Care when you need it most Posted on October 9, 2018
None of us can predict the future, and few of us like to think about it – especially when it comes to considering the worst case scenarios. In Australia, our overwhelming preference is to take the out of sight/out of mind approach. This has led to 95% of us lacking adequate levels on insurance, according to the 2011 Lifewise/Natsem Underinsurance Report. Yet the report also calculates that over the next 10 years more than one million working-age parents with dependents will be affected by death or an illness or accident.
That’s where TPD insurance comes in. It is designed specifically to safeguard against financial hardship from serious illness or accident by providing a lump sum payment that can be used as an income stream to pay off debts, cover medical/rehabilitation expenses and pay for home care.

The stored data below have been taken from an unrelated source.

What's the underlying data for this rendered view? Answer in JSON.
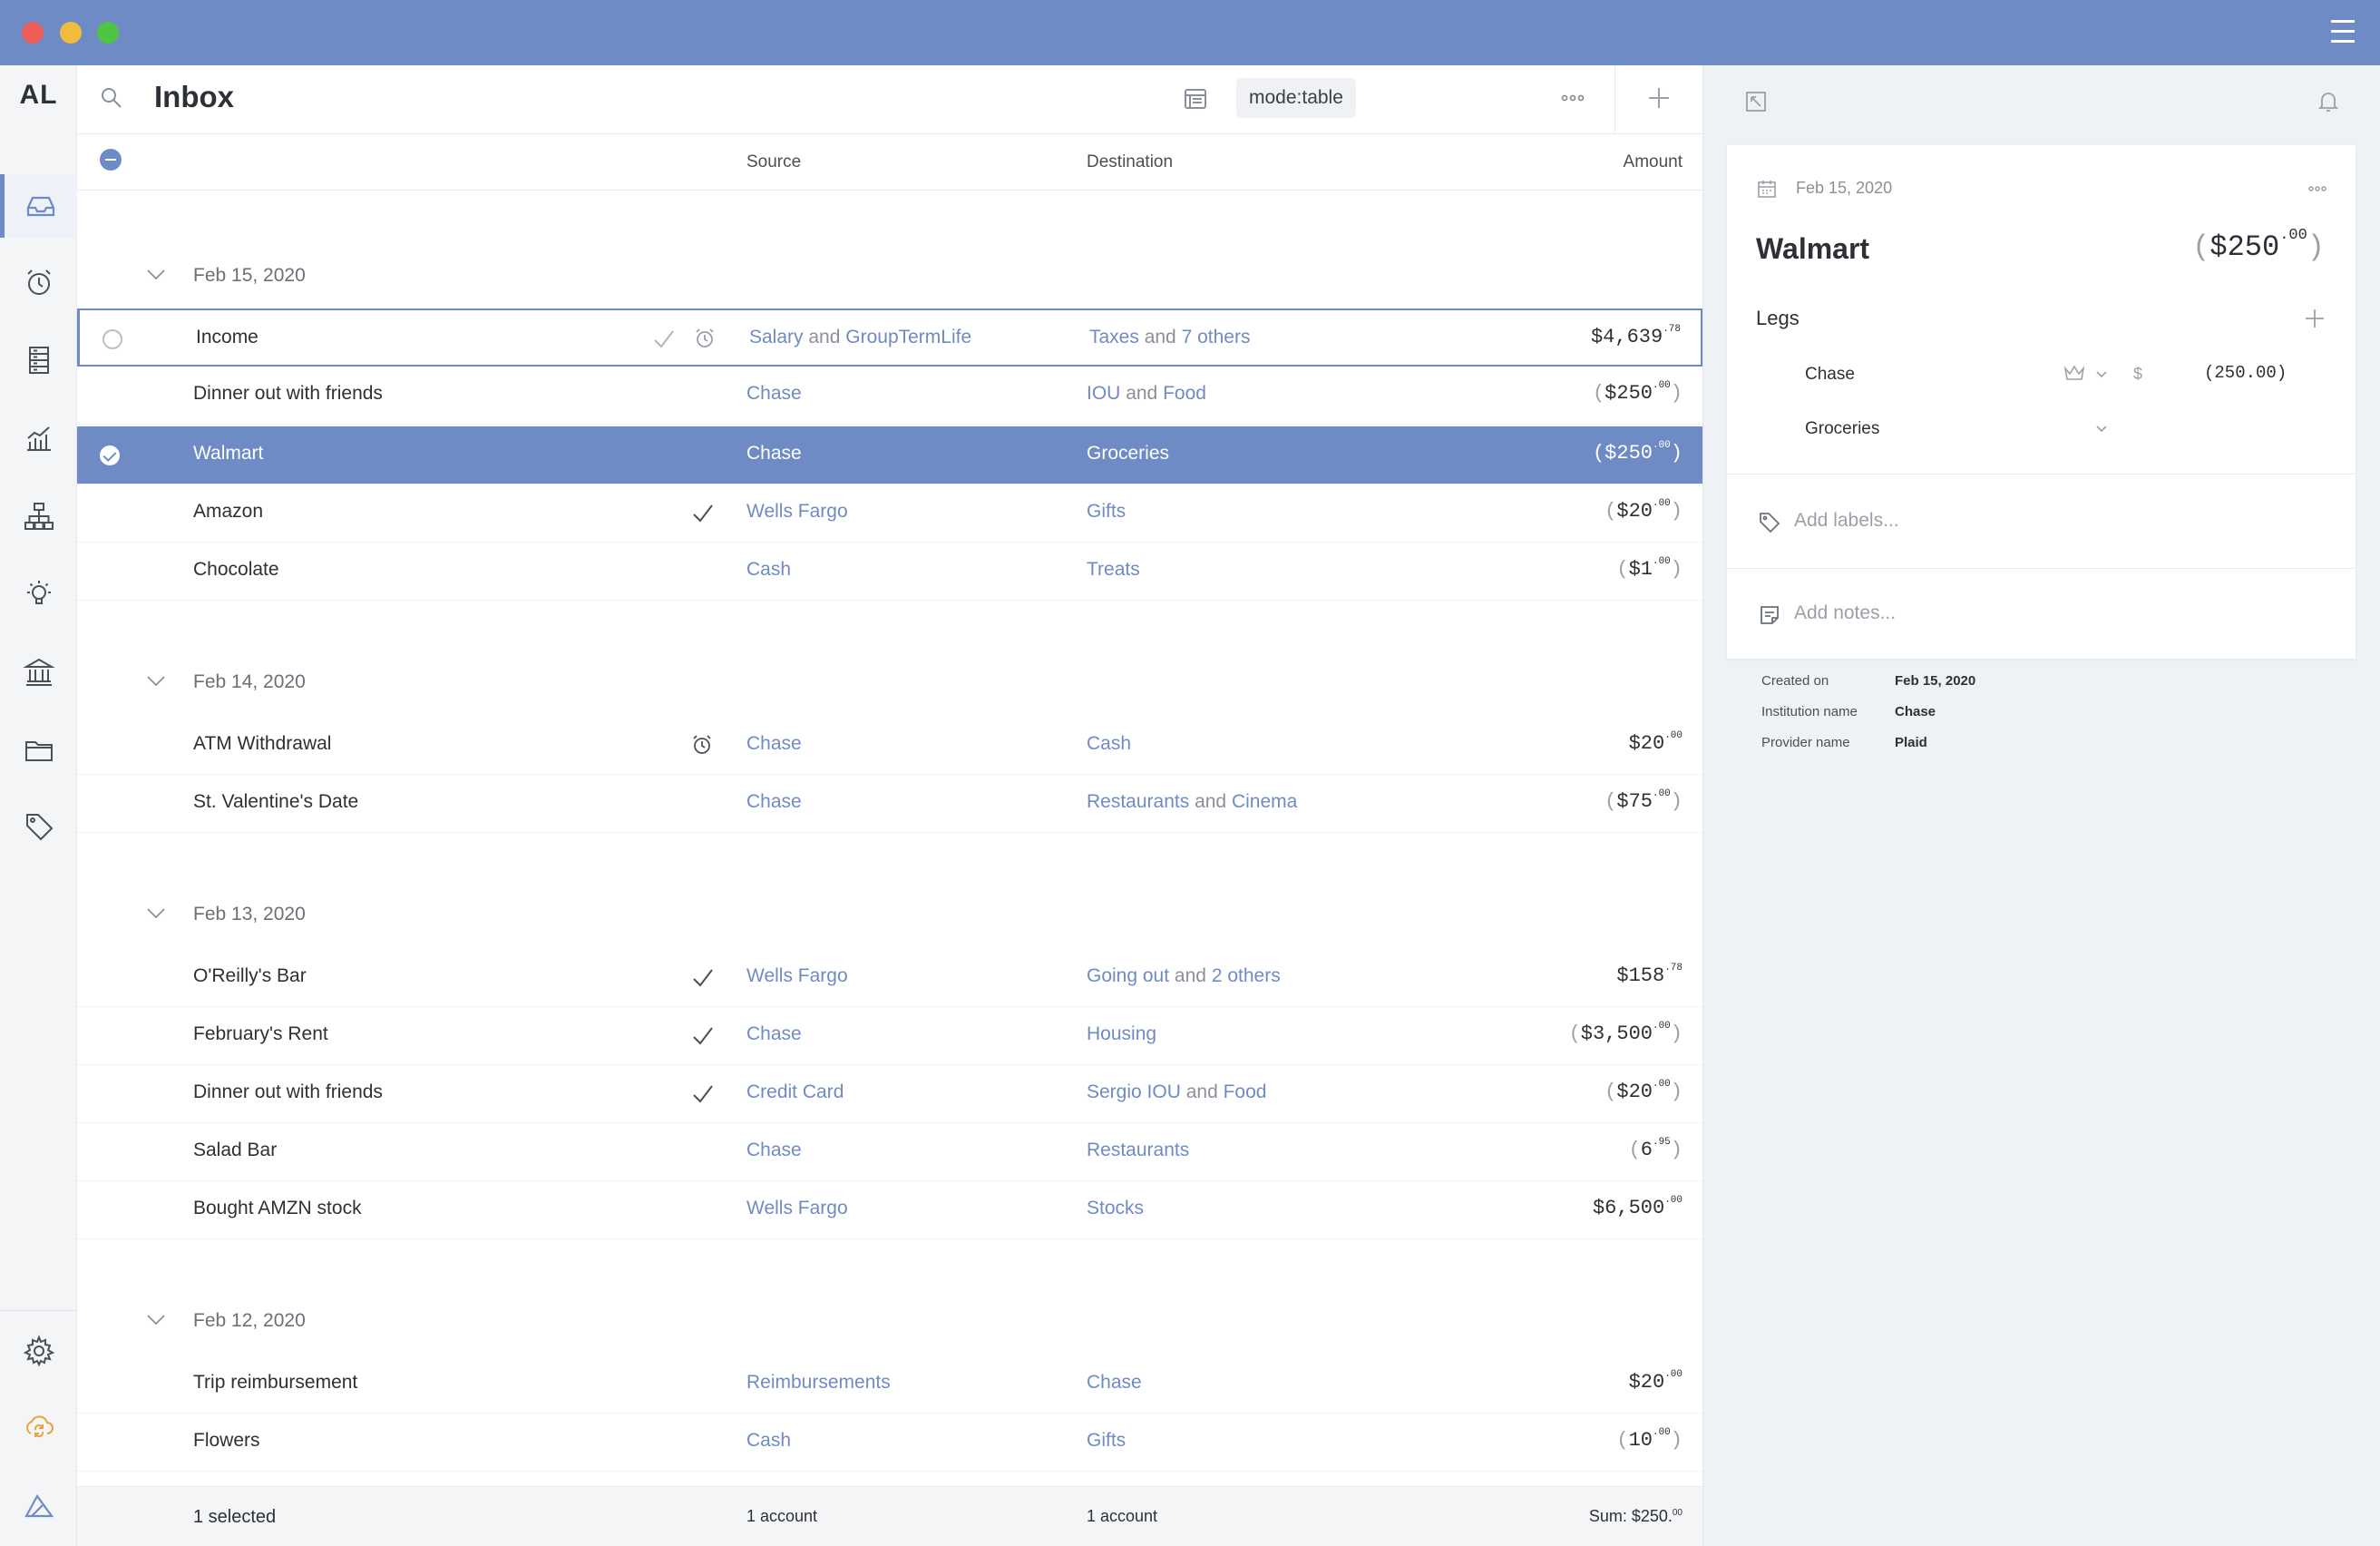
{
  "app": {
    "logo": "AL"
  },
  "header": {
    "title": "Inbox",
    "mode": "mode:table"
  },
  "columns": {
    "source": "Source",
    "destination": "Destination",
    "amount": "Amount"
  },
  "groups": [
    {
      "date": "Feb 15, 2020",
      "rows": [
        {
          "name": "Income",
          "src_a": "Salary",
          "src_join": "and",
          "src_b": "GroupTermLife",
          "dst_a": "Taxes",
          "dst_join": "and",
          "dst_b": "7 others",
          "amount": "$4,639",
          "cents": ".78",
          "negative": false
        },
        {
          "name": "Dinner out with friends",
          "src_a": "Chase",
          "dst_a": "IOU",
          "dst_join": "and",
          "dst_b": "Food",
          "amount": "$250",
          "cents": ".00",
          "negative": true
        },
        {
          "name": "Walmart",
          "src_a": "Chase",
          "dst_a": "Groceries",
          "amount": "$250",
          "cents": ".00",
          "negative": true
        },
        {
          "name": "Amazon",
          "src_a": "Wells Fargo",
          "dst_a": "Gifts",
          "amount": "$20",
          "cents": ".00",
          "negative": true
        },
        {
          "name": "Chocolate",
          "src_a": "Cash",
          "dst_a": "Treats",
          "amount": "$1",
          "cents": ".00",
          "negative": true
        }
      ]
    },
    {
      "date": "Feb 14, 2020",
      "rows": [
        {
          "name": "ATM Withdrawal",
          "src_a": "Chase",
          "dst_a": "Cash",
          "amount": "$20",
          "cents": ".00",
          "negative": false
        },
        {
          "name": "St. Valentine's Date",
          "src_a": "Chase",
          "dst_a": "Restaurants",
          "dst_join": "and",
          "dst_b": "Cinema",
          "amount": "$75",
          "cents": ".00",
          "negative": true
        }
      ]
    },
    {
      "date": "Feb 13, 2020",
      "rows": [
        {
          "name": "O'Reilly's Bar",
          "src_a": "Wells Fargo",
          "dst_a": "Going out",
          "dst_join": "and",
          "dst_b": "2 others",
          "amount": "$158",
          "cents": ".78",
          "negative": false
        },
        {
          "name": "February's Rent",
          "src_a": "Chase",
          "dst_a": "Housing",
          "amount": "$3,500",
          "cents": ".00",
          "negative": true
        },
        {
          "name": "Dinner out with friends",
          "src_a": "Credit Card",
          "dst_a": "Sergio IOU",
          "dst_join": "and",
          "dst_b": "Food",
          "amount": "$20",
          "cents": ".00",
          "negative": true
        },
        {
          "name": "Salad Bar",
          "src_a": "Chase",
          "dst_a": "Restaurants",
          "amount": "6",
          "cents": ".95",
          "negative": true
        },
        {
          "name": "Bought AMZN stock",
          "src_a": "Wells Fargo",
          "dst_a": "Stocks",
          "amount": "$6,500",
          "cents": ".00",
          "negative": false
        }
      ]
    },
    {
      "date": "Feb 12, 2020",
      "rows": [
        {
          "name": "Trip reimbursement",
          "src_a": "Reimbursements",
          "dst_a": "Chase",
          "amount": "$20",
          "cents": ".00",
          "negative": false
        },
        {
          "name": "Flowers",
          "src_a": "Cash",
          "dst_a": "Gifts",
          "amount": "10",
          "cents": ".00",
          "negative": true
        }
      ]
    }
  ],
  "footer": {
    "selected": "1 selected",
    "source": "1 account",
    "destination": "1 account",
    "sum": "Sum: $250.",
    "sum_cents": "00"
  },
  "detail": {
    "date": "Feb 15, 2020",
    "title": "Walmart",
    "amount": "$250",
    "amount_cents": ".00",
    "legs_label": "Legs",
    "leg1_account": "Chase",
    "leg1_currency": "$",
    "leg1_amount": "(250.00)",
    "leg2_account": "Groceries",
    "labels_placeholder": "Add labels...",
    "notes_placeholder": "Add notes...",
    "meta": [
      {
        "label": "Created on",
        "value": "Feb 15, 2020"
      },
      {
        "label": "Institution name",
        "value": "Chase"
      },
      {
        "label": "Provider name",
        "value": "Plaid"
      }
    ]
  },
  "colors": {
    "accent": "#6e8bc6",
    "titlebar": "#6e8bc6",
    "link": "#6e8bc6",
    "selected_row": "#6e8bc6"
  }
}
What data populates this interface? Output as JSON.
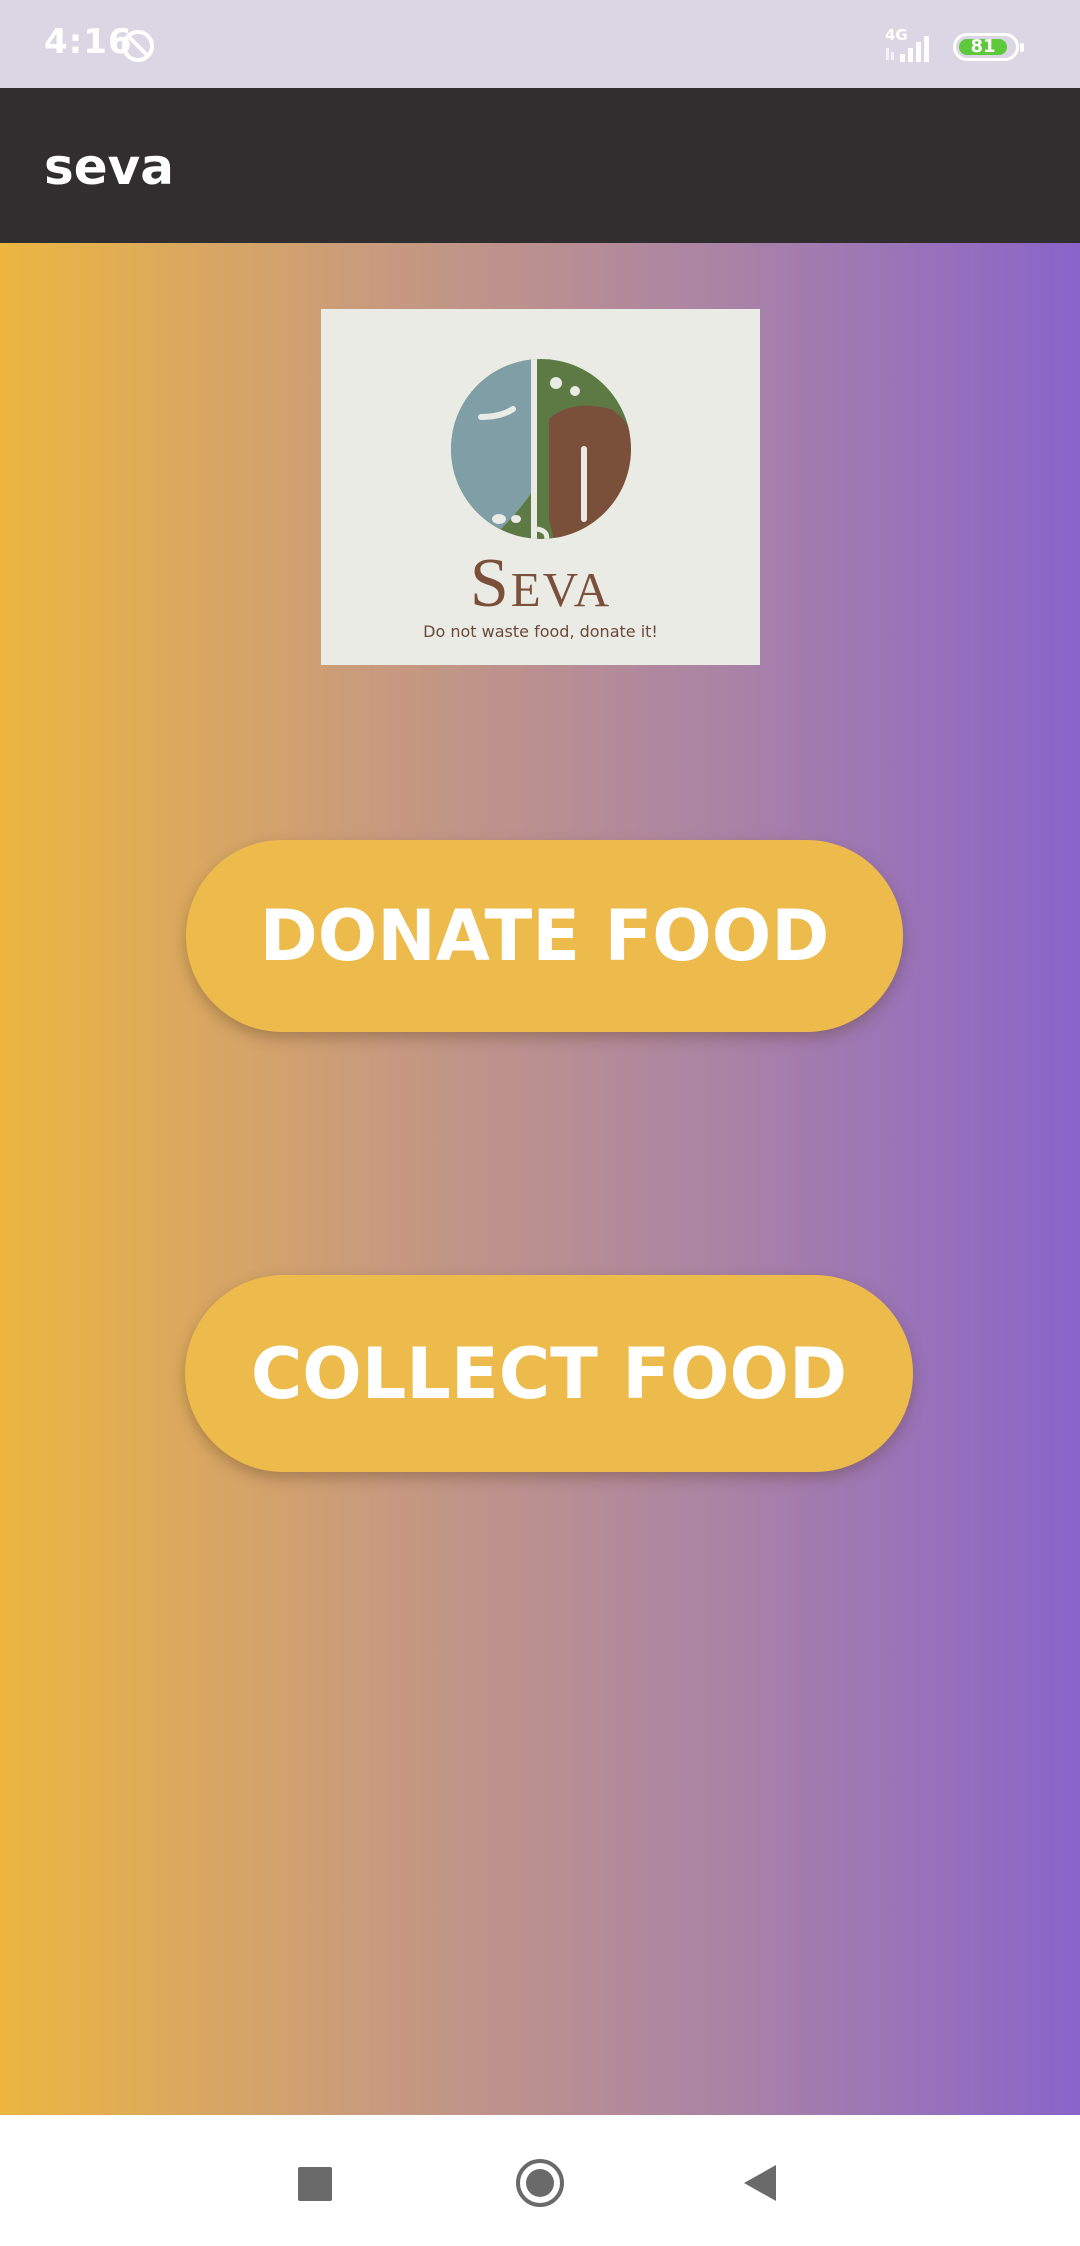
{
  "status_bar": {
    "time": "4:16",
    "network": "4G",
    "battery_level": "81",
    "icons": [
      "do-not-disturb-icon",
      "signal-icon",
      "battery-icon"
    ]
  },
  "app_bar": {
    "title": "seva"
  },
  "logo": {
    "wordmark": "Seva",
    "tagline": "Do not waste food, donate it!"
  },
  "actions": {
    "donate_label": "DONATE FOOD",
    "collect_label": "COLLECT FOOD"
  },
  "nav_bar": {
    "icons": [
      "recent-apps-icon",
      "home-icon",
      "back-icon"
    ]
  },
  "colors": {
    "app_bar": "#312e2f",
    "button": "#ecbb4c",
    "gradient_start": "#ecb640",
    "gradient_end": "#8a64ca",
    "logo_brown": "#7b503b",
    "logo_blue": "#7f9ea5",
    "logo_green": "#5e7a44"
  }
}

All of these income needs can quickly erode savings and adversely affect your family’s lifestyle choices.
TPD cover came in very handy for Sue and Mike, a couple raising three children on a single-income of $85,000 per annum. When Mike became a paraplegic last year after a serious car accident, he was unable to return to work as a motor mechanic. Thanks to his TPD insurance cover, he received a benefit of $500,000 which was enough to cover the mortgage, as well as refitting the home and paying for a carer.
What does TPD cover?
TPD insurance can be purchased either as a stand-alone product or within your superannuation. It may also be part of a broader insurance package. It generally covers any medically diagnosed illness or injury that is deemed ‘total and permanent’. In other words, a physical condition or psychological disorder (excluding self-harm) that prevents you from returning to work. Some examples of TPD claims include cancers, skeletal injuries, the loss of limbs and loss of eyesight.
Depending on your circumstances, TPD covers you if you are unable to ever work again in ‘any occupation’. It can also protect you if you can no longer work in your ‘own occupation’. Another type of TPD covers those who are not currently employed but are no longer able to perform two out of five activities of daily living, such as eating or bathing.
Taking out TPD insurance generally involves a risk assessment that will take into account your medical and family history, occupational hazards and lifestyle choices such as smoking and other high-risk activities. Depending on the sum insured, a formal medical assessment (including blood tests and other health reports) may be necessary.
Because TPD cover is intended to protect against loss of income, policies taken out by employed people generally expire once you reach the age of 65. However, people over 65 can generally convert to ‘non-occupational’ TPD cover, which may be held until the age of 80.
It’s a good idea to have a chat to a financial adviser who can help you assess your future financial needs if the worst happens and you need to call on your insurance. While you may have life insurance and TPD as a default option as part of your superannuation accounts, it is important to understand what exactly you are covered for and whether it suits your circumstances and requirements. This will ensure that you are protected properly and that you will be financially secure if something happens.
Did you know that you can also purchase TPD insurance for other family members and even friends? That means you can help protect all of your loved ones from financial catastrophe if they’re not in the position to take out their own cover.